Sepeninggalan Maulana Yusuf pada 1580, anaknya Maulana Muhammad melanjutkan kepemimpinan di Kesultanan Banten. Ia memimpin Banten hingga tahun 1596 di usia yang masih relatif muda pada usia 25 tahun. Sultan ini meninggal dalam sebuah ekspansi kerajaan ke Palembang di Sumatera.
Dalam naskah sastra klasik Sajarah Banten di buku 'Menyusuri Jejak Kesultanan Banten' yang ditulis oleh Titik Pudjiastuti, Maulana Muhammad selama enam belas tahun menjadi raja di Kesultanan Banten. Ia dikenal sebagai raja yang soleh karena kebaikannya yang tak pernah surut.
Raja ini menjalankan roda pemerintahannya berdasarkan ajaran Islam. Ia selalu memberi contoh kebaikan pada masyarakatnya. Namun di kemudian hari, raja muda ini meninggal dalam sebuah pertempuran dalam rangka ekspansi kerajaan ke Palembang. Makanya, ia dijuluki sebagai Pangeran Seda ing Palembang.
SCROLL TO CONTINUE WITH CONTENT
Dalam buku 'Catatan Masa Lalu Banten' karya Halwany Michrob dan Mudjahid Chudari, sultan ini bahkan mengarang kitab agama dan dibagikan kepada yang membutuhkan. Ia sangat menghormati gurunya Kiai Dukuh di Kampung Kasunyatan.

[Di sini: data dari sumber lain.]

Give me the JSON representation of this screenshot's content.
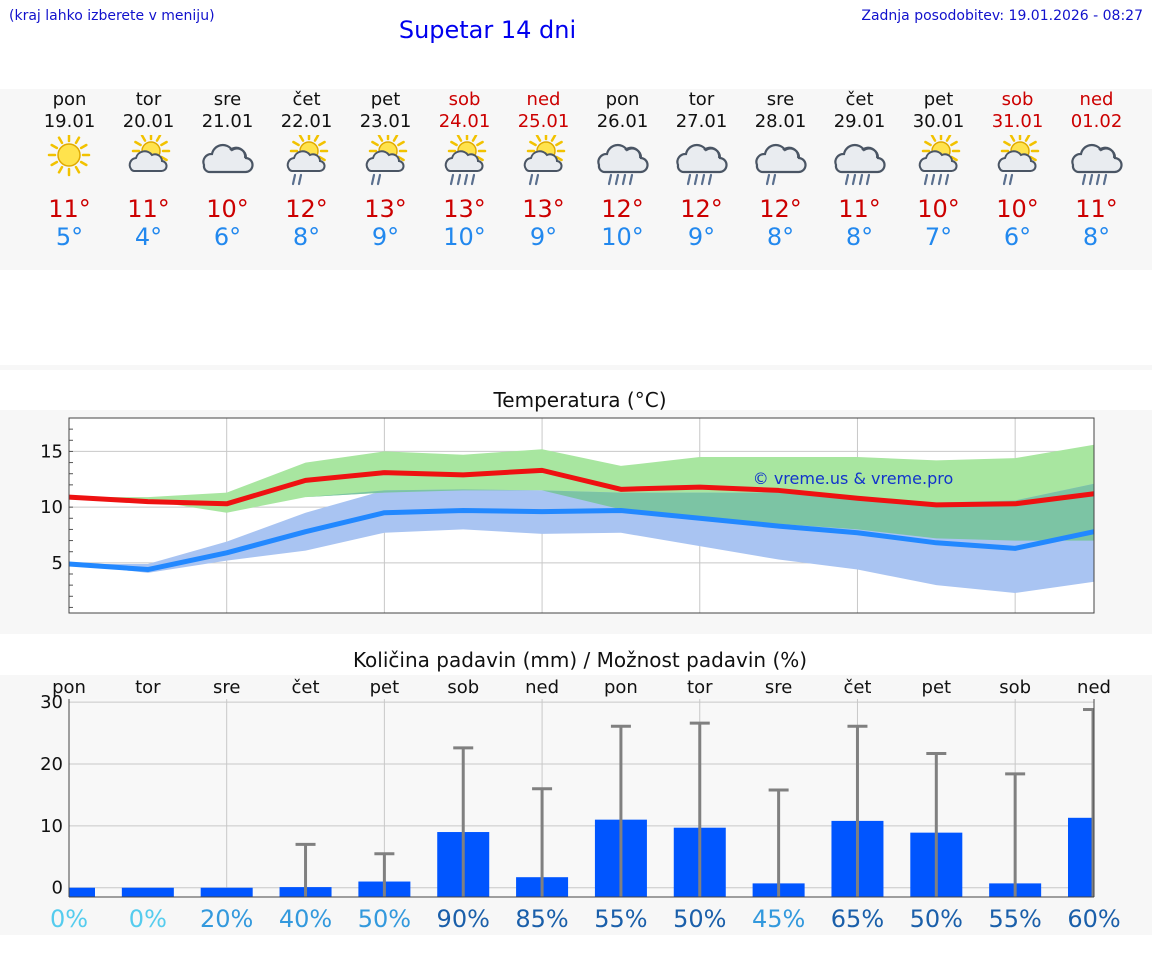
{
  "header": {
    "hint": "(kraj lahko izberete v meniju)",
    "title": "Supetar 14 dni",
    "updated": "Zadnja posodobitev: 19.01.2026 - 08:27"
  },
  "days": [
    {
      "name": "pon",
      "date": "19.01",
      "weekend": false,
      "icon": "sun-icon",
      "tmax": "11°",
      "tmin": "5°"
    },
    {
      "name": "tor",
      "date": "20.01",
      "weekend": false,
      "icon": "sun-cloud-icon",
      "tmax": "11°",
      "tmin": "4°"
    },
    {
      "name": "sre",
      "date": "21.01",
      "weekend": false,
      "icon": "cloudy-icon",
      "tmax": "10°",
      "tmin": "6°"
    },
    {
      "name": "čet",
      "date": "22.01",
      "weekend": false,
      "icon": "sun-cloud-light-rain-icon",
      "tmax": "12°",
      "tmin": "8°"
    },
    {
      "name": "pet",
      "date": "23.01",
      "weekend": false,
      "icon": "sun-cloud-light-rain-icon",
      "tmax": "13°",
      "tmin": "9°"
    },
    {
      "name": "sob",
      "date": "24.01",
      "weekend": true,
      "icon": "sun-cloud-rain-icon",
      "tmax": "13°",
      "tmin": "10°"
    },
    {
      "name": "ned",
      "date": "25.01",
      "weekend": true,
      "icon": "sun-cloud-light-rain-icon",
      "tmax": "13°",
      "tmin": "9°"
    },
    {
      "name": "pon",
      "date": "26.01",
      "weekend": false,
      "icon": "cloud-rain-icon",
      "tmax": "12°",
      "tmin": "10°"
    },
    {
      "name": "tor",
      "date": "27.01",
      "weekend": false,
      "icon": "cloud-rain-icon",
      "tmax": "12°",
      "tmin": "9°"
    },
    {
      "name": "sre",
      "date": "28.01",
      "weekend": false,
      "icon": "cloud-light-rain-icon",
      "tmax": "12°",
      "tmin": "8°"
    },
    {
      "name": "čet",
      "date": "29.01",
      "weekend": false,
      "icon": "cloud-rain-icon",
      "tmax": "11°",
      "tmin": "8°"
    },
    {
      "name": "pet",
      "date": "30.01",
      "weekend": false,
      "icon": "sun-cloud-rain-icon",
      "tmax": "10°",
      "tmin": "7°"
    },
    {
      "name": "sob",
      "date": "31.01",
      "weekend": true,
      "icon": "sun-cloud-light-rain-icon",
      "tmax": "10°",
      "tmin": "6°"
    },
    {
      "name": "ned",
      "date": "01.02",
      "weekend": true,
      "icon": "cloud-rain-icon",
      "tmax": "11°",
      "tmin": "8°"
    }
  ],
  "colors": {
    "max_line": "#ee1111",
    "min_line": "#2288ff",
    "max_band": "#a8e6a0",
    "min_band": "#a9c4f2",
    "overlap_band": "#7cc4a4",
    "bar": "#0055ff",
    "whisker": "#808080"
  },
  "chart_data": [
    {
      "type": "line",
      "title": "Temperatura (°C)",
      "watermark": "© vreme.us & vreme.pro",
      "x": [
        0,
        1,
        2,
        3,
        4,
        5,
        6,
        7,
        8,
        9,
        10,
        11,
        12,
        13
      ],
      "ylim": [
        0.5,
        18
      ],
      "yticks": [
        5,
        10,
        15
      ],
      "grid": true,
      "series": [
        {
          "name": "max",
          "values": [
            10.9,
            10.5,
            10.3,
            12.4,
            13.1,
            12.9,
            13.3,
            11.6,
            11.8,
            11.5,
            10.8,
            10.2,
            10.3,
            11.2
          ]
        },
        {
          "name": "min",
          "values": [
            4.9,
            4.4,
            5.9,
            7.8,
            9.5,
            9.7,
            9.6,
            9.7,
            9.0,
            8.3,
            7.7,
            6.8,
            6.3,
            7.8
          ]
        }
      ],
      "bands": [
        {
          "name": "max_range",
          "low": [
            10.9,
            10.6,
            9.5,
            10.9,
            11.3,
            11.5,
            11.5,
            9.8,
            9.0,
            8.5,
            8.0,
            7.2,
            7.0,
            7.0
          ],
          "high": [
            10.9,
            10.9,
            11.3,
            14.0,
            15.0,
            14.7,
            15.2,
            13.7,
            14.5,
            14.5,
            14.5,
            14.2,
            14.4,
            15.6
          ]
        },
        {
          "name": "min_range",
          "low": [
            4.9,
            4.1,
            5.2,
            6.1,
            7.7,
            8.0,
            7.6,
            7.7,
            6.5,
            5.3,
            4.4,
            3.0,
            2.3,
            3.3
          ],
          "high": [
            4.9,
            4.9,
            6.9,
            9.5,
            11.5,
            11.6,
            11.5,
            11.3,
            11.3,
            11.3,
            10.8,
            10.4,
            10.6,
            12.1
          ]
        }
      ]
    },
    {
      "type": "bar",
      "title": "Količina padavin (mm) / Možnost padavin (%)",
      "categories": [
        "pon",
        "tor",
        "sre",
        "čet",
        "pet",
        "sob",
        "ned",
        "pon",
        "tor",
        "sre",
        "čet",
        "pet",
        "sob",
        "ned"
      ],
      "values": [
        0,
        0,
        0,
        0.1,
        1.0,
        9.0,
        1.7,
        11.0,
        9.7,
        0.7,
        10.8,
        8.9,
        0.7,
        11.3
      ],
      "whisker_high": [
        0,
        0,
        0,
        7.0,
        5.5,
        22.6,
        16.0,
        26.1,
        26.6,
        15.8,
        26.1,
        21.7,
        18.4,
        28.8
      ],
      "ylim": [
        -1.5,
        30.5
      ],
      "yticks": [
        0,
        10,
        20,
        30
      ],
      "probability": [
        "0%",
        "0%",
        "20%",
        "40%",
        "50%",
        "90%",
        "85%",
        "55%",
        "50%",
        "45%",
        "65%",
        "50%",
        "55%",
        "60%"
      ],
      "probability_colors": [
        "#55ccee",
        "#55ccee",
        "#3399dd",
        "#3399dd",
        "#3399dd",
        "#1a5faa",
        "#1a5faa",
        "#1a5faa",
        "#1a5faa",
        "#3399dd",
        "#1a5faa",
        "#1a5faa",
        "#1a5faa",
        "#1a5faa"
      ]
    }
  ]
}
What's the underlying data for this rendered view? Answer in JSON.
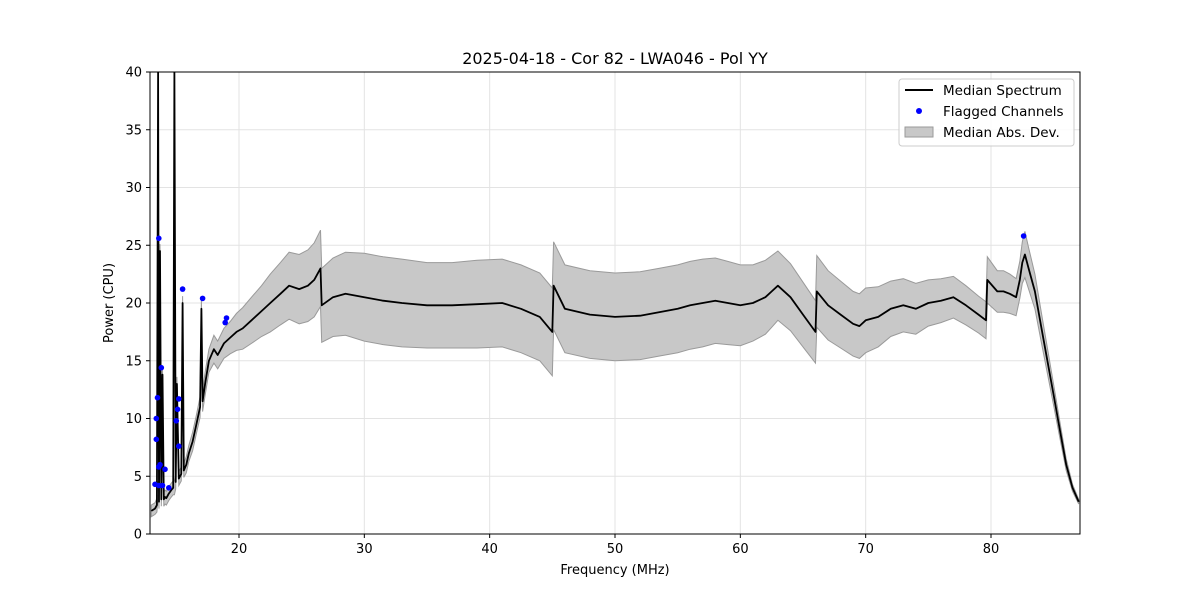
{
  "chart_data": {
    "type": "line",
    "title": "2025-04-18 - Cor 82 - LWA046 - Pol YY",
    "xlabel": "Frequency (MHz)",
    "ylabel": "Power (CPU)",
    "xlim": [
      12.9,
      87.1
    ],
    "ylim": [
      0,
      40
    ],
    "xticks": [
      20,
      30,
      40,
      50,
      60,
      70,
      80
    ],
    "yticks": [
      0,
      5,
      10,
      15,
      20,
      25,
      30,
      35,
      40
    ],
    "grid": true,
    "legend": {
      "placement": "top-right",
      "entries": [
        "Median Spectrum",
        "Flagged Channels",
        "Median Abs. Dev."
      ]
    },
    "colors": {
      "median": "#000000",
      "flagged": "#0000ff",
      "mad_fill": "#c8c8c8",
      "mad_edge": "#9a9a9a",
      "grid": "#e3e3e3"
    },
    "series": [
      {
        "name": "Median Spectrum",
        "kind": "line",
        "x": [
          13.0,
          13.3,
          13.45,
          13.55,
          13.62,
          13.7,
          13.8,
          13.9,
          14.0,
          14.1,
          14.2,
          14.4,
          14.6,
          14.75,
          14.85,
          14.95,
          15.05,
          15.2,
          15.4,
          15.5,
          15.6,
          15.8,
          16.0,
          16.3,
          16.6,
          16.9,
          17.0,
          17.1,
          17.3,
          17.6,
          18.0,
          18.3,
          18.8,
          19.3,
          19.8,
          20.3,
          21.0,
          21.8,
          22.5,
          23.3,
          24.0,
          24.8,
          25.5,
          26.0,
          26.5,
          26.6,
          27.5,
          28.5,
          30.0,
          31.5,
          33.0,
          35.0,
          37.0,
          39.0,
          41.0,
          42.5,
          44.0,
          45.0,
          45.1,
          46.0,
          48.0,
          50.0,
          52.0,
          53.5,
          55.0,
          56.0,
          57.0,
          58.0,
          59.0,
          60.0,
          61.0,
          62.0,
          62.5,
          63.0,
          64.0,
          65.0,
          66.0,
          66.1,
          67.0,
          68.0,
          69.0,
          69.5,
          70.0,
          71.0,
          72.0,
          73.0,
          74.0,
          75.0,
          76.0,
          77.0,
          78.0,
          79.0,
          79.6,
          79.7,
          80.5,
          81.0,
          81.5,
          82.0,
          82.3,
          82.5,
          82.7,
          83.0,
          83.5,
          84.0,
          84.5,
          85.0,
          85.5,
          86.0,
          86.5,
          87.0
        ],
        "y": [
          2.0,
          2.2,
          2.5,
          40.0,
          2.8,
          24.5,
          3.0,
          13.8,
          3.0,
          3.2,
          3.1,
          3.5,
          3.8,
          4.0,
          40.0,
          4.5,
          13.0,
          4.8,
          5.2,
          20.0,
          5.5,
          6.0,
          7.0,
          8.0,
          9.5,
          11.0,
          19.5,
          11.5,
          13.0,
          15.0,
          16.0,
          15.5,
          16.5,
          17.0,
          17.5,
          17.8,
          18.5,
          19.3,
          20.0,
          20.8,
          21.5,
          21.2,
          21.5,
          22.0,
          23.0,
          19.8,
          20.5,
          20.8,
          20.5,
          20.2,
          20.0,
          19.8,
          19.8,
          19.9,
          20.0,
          19.5,
          18.8,
          17.5,
          21.5,
          19.5,
          19.0,
          18.8,
          18.9,
          19.2,
          19.5,
          19.8,
          20.0,
          20.2,
          20.0,
          19.8,
          20.0,
          20.5,
          21.0,
          21.5,
          20.5,
          19.0,
          17.5,
          21.0,
          19.8,
          19.0,
          18.2,
          18.0,
          18.5,
          18.8,
          19.5,
          19.8,
          19.5,
          20.0,
          20.2,
          20.5,
          19.8,
          19.0,
          18.5,
          22.0,
          21.0,
          21.0,
          20.8,
          20.5,
          22.0,
          23.5,
          24.2,
          23.0,
          21.0,
          18.0,
          15.0,
          12.0,
          9.0,
          6.0,
          4.0,
          2.8
        ],
        "mad_half_width": [
          0.5,
          0.5,
          0.6,
          0.6,
          0.6,
          0.6,
          0.6,
          0.6,
          0.6,
          0.6,
          0.6,
          0.6,
          0.6,
          0.6,
          0.6,
          0.6,
          0.6,
          0.6,
          0.6,
          0.6,
          0.6,
          0.7,
          0.7,
          0.8,
          0.8,
          0.9,
          0.9,
          0.9,
          1.0,
          1.0,
          1.2,
          1.2,
          1.3,
          1.4,
          1.6,
          1.8,
          2.0,
          2.2,
          2.5,
          2.7,
          2.9,
          3.0,
          3.1,
          3.2,
          3.3,
          3.2,
          3.4,
          3.6,
          3.8,
          3.8,
          3.8,
          3.7,
          3.7,
          3.8,
          3.8,
          3.8,
          3.8,
          3.8,
          3.8,
          3.8,
          3.8,
          3.8,
          3.8,
          3.8,
          3.8,
          3.8,
          3.8,
          3.7,
          3.6,
          3.5,
          3.3,
          3.2,
          3.1,
          3.0,
          2.9,
          2.8,
          2.7,
          3.1,
          3.0,
          2.9,
          2.8,
          2.8,
          2.8,
          2.6,
          2.4,
          2.3,
          2.2,
          2.0,
          1.9,
          1.8,
          1.7,
          1.6,
          1.6,
          2.0,
          1.8,
          1.8,
          1.7,
          1.6,
          1.6,
          1.8,
          2.0,
          1.8,
          1.5,
          1.3,
          1.1,
          0.9,
          0.7,
          0.5,
          0.3,
          0.2
        ]
      },
      {
        "name": "Flagged Channels",
        "kind": "scatter",
        "x": [
          13.3,
          13.4,
          13.4,
          13.5,
          13.6,
          13.6,
          13.6,
          13.7,
          13.8,
          13.9,
          14.1,
          14.4,
          15.0,
          15.1,
          15.2,
          15.2,
          15.5,
          17.1,
          18.9,
          19.0,
          82.6
        ],
        "y": [
          4.3,
          8.2,
          10.0,
          11.8,
          25.6,
          5.8,
          4.2,
          6.0,
          14.4,
          4.2,
          5.6,
          4.0,
          9.8,
          10.8,
          11.7,
          7.6,
          21.2,
          20.4,
          18.3,
          18.7,
          25.8
        ]
      }
    ]
  }
}
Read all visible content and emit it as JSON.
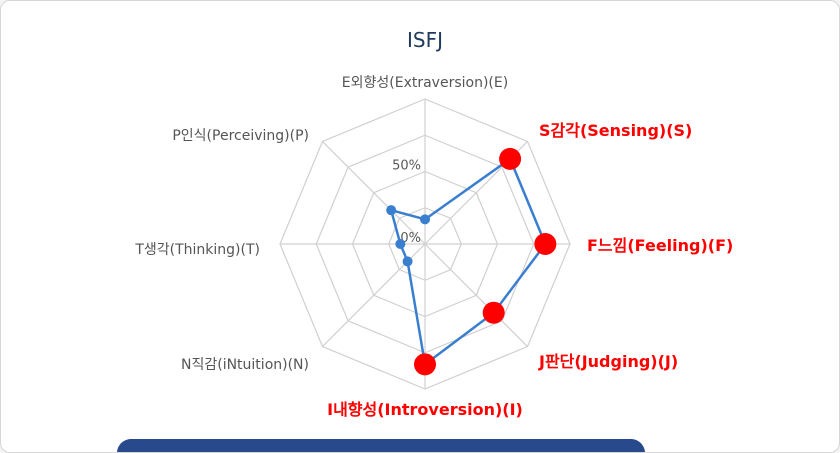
{
  "chart_data": {
    "type": "radar",
    "title": "ISFJ",
    "axes": [
      {
        "label": "E외향성(Extraversion)(E)",
        "value": 17,
        "highlight": false
      },
      {
        "label": "S감각(Sensing)(S)",
        "value": 83,
        "highlight": true
      },
      {
        "label": "F느낌(Feeling)(F)",
        "value": 83,
        "highlight": true
      },
      {
        "label": "J판단(Judging)(J)",
        "value": 67,
        "highlight": true
      },
      {
        "label": "I내향성(Introversion)(I)",
        "value": 83,
        "highlight": true
      },
      {
        "label": "N직감(iNtuition)(N)",
        "value": 17,
        "highlight": false
      },
      {
        "label": "T생각(Thinking)(T)",
        "value": 17,
        "highlight": false
      },
      {
        "label": "P인식(Perceiving)(P)",
        "value": 33,
        "highlight": false
      }
    ],
    "radial_ticks": [
      {
        "value": 0,
        "label": "0%"
      },
      {
        "value": 50,
        "label": "50%"
      }
    ],
    "range": [
      0,
      100
    ],
    "colors": {
      "line": "#3a7ed0",
      "highlight_point": "#ff0000",
      "highlight_label": "#ff0000",
      "normal_label": "#555555",
      "grid": "#d0d0d0",
      "title": "#1f3a5c"
    }
  }
}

Sarana ibadah seperti masjid juga dibangun ke pelosok di mana umat muslim Banten menetap. Bahkan, ia rutin menjadi imam dan khotib pada salat Jumat dan di hari Hari Raya Idul Fitri.
"Masjid Agung dilapisi dengan porselen dan tiangnya dibuat dari kayu cendana, untuk tempat salat perempuan disediakan tempat khusus yang disebut pawestren atau pawadonan," tulis Halwany Michrob sebagaimana dikutip detikcom.
Penyerbuan ke Palembang oleh Kesultanan Banten bermula dari hasutan Pangeran Mas yang ingin berkuasa dan jadi raja di Palembang. Ia adalah keturunan dari Aria Pangiri putra dari Sunan Prawoto atau Pangeran Mu'min dari Demak. Aria Pangiri sendiri selalu gagal jadi raja Demak karena ingin melepaskan diri dari kuasa Mataram dan kemudian menetap di Banten.
Terbujuk rayuan dan hasutan Pangeran Mas, Maulana Muhammad yang berdarah muda berangkat ke Palembang menggunakan 200 kapal perang setelah mengindahkan masukan senior di kerajaan.
Ia memimpin penyerbuan ini didampingi oleh Mangkubumi dan Pangeran Mas. Di darat, pasukan dikerahkan dari Lampung, Seputih dan Semangka. Pertempuran itu bahkan digambarkan berhari-hari hingga dapat memukul mundur pasukan Palembang.
"Terjadilah pertempuran hebat di Sungai Musi sampai berhari-hari lamanya, dan akhirnya pasukan Palembang dipukul mundur," tulis Halwany.
Namun, dalam kondisi hampir menang, sultan yang memimpin pasukan di kapal Indrajaladri malah terkena sebuah tembakan dan menyebabkan luka fatal berujung kematian. Dari situ, pasukan kemudian diminta mundur dan penyerbuan itu tidak dilanjutkan. Peristiwa gugurnya sultan di Palembang itu tercatat pada tahun 1596.
Gugurnya sultan tentunya membawa kesedihan bagi warga Banten. Pangeran Mas yang oleh masyarakat dianggap penyebab kematian sultan tersebut kemudian menetap di Jayakarta. Di sana, ia juga dituliskan meninggal akibat dibunuh oleh anaknya sendiri.
"Maulana Muhammad meninggal dalam usia yang sangat muda kurang lebih 25 tahun dengan meninggalkan seorang anak yang baru berusia 5 bulan dari permaisuri Ratu Wanagiri, putri dari Mangkubumi. Anak inilah yang menggantikan pemerintahannya," tulis Halwany.